Our focus right now is to finalize everything as quickly as possible. We want to spur greater demand for Fluence and decentralized infrastructure in general. That's the first point. Second, effective economies enabled by blockchains are now in operation. Knowing that Amazon and other clouds have a high margin on cloud services, we're confident that the cost of computation and using Fluence will be lower than other clouds, while the experience will be superior.
Price is a crucial factor for businesses using clouds. If modern businesses rely on them, they spend a lot on it, and optimizing those expenses would certainly be welcome.
We believe we can compete in two areas: platform risk and low prices. How much lower I can't say yet, but we hope it's at least tenfold.

About the comminuty and the Fluence token

Right now, we're targeting developers as our community. But "community" is a broad concept with various roles within. When we launch in Mainnet, we'll have computational providers and token holders – people who will participate in the DAO and governance.
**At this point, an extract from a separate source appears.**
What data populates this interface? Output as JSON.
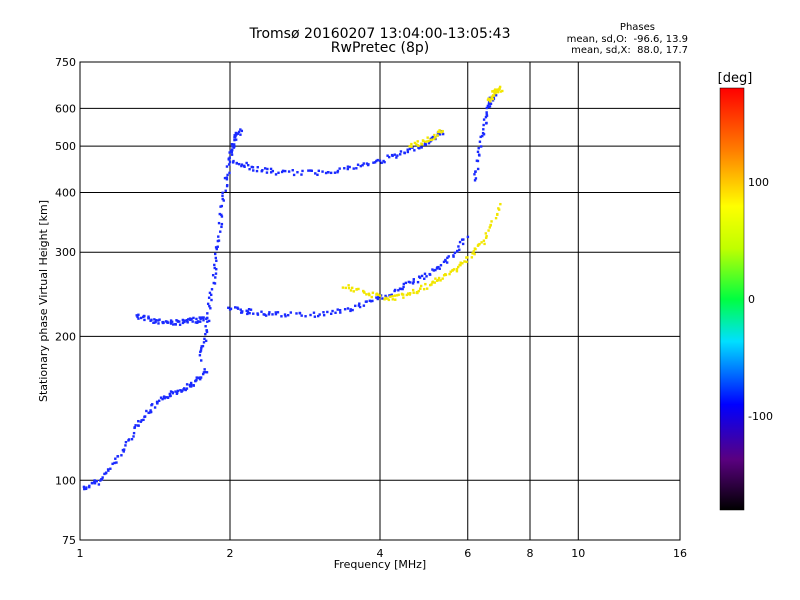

Currently, we're partnering with developer communities. We also host events and sponsor hackathons. We recently partnered with Developer DAO during the Denver conference. We also have some yet-to-be-announced partnerships in India. We aim to keep Fluence in the limelight, even if the project isn't entirely ready for production. It's essential for people to try it and give feedback.
At hackathons, we often have bounty programs. As of now, we don't have a list of active bounties outside of hackathons, but we aim to establish one. In web3, it's entirely normal for projects to have bounties, using them to attract developers.
Mainnet launch means introducing computational marketplaces and on-chain payments for us. We'll definitely be launching on the EVM, but we're still deciding on which specific chain. And there will certainly be a token. We're targeting the Mainnet launch for this year and genuinely hope to make it in time. But plans are always just that. However, we're firmly committed to realizing ours.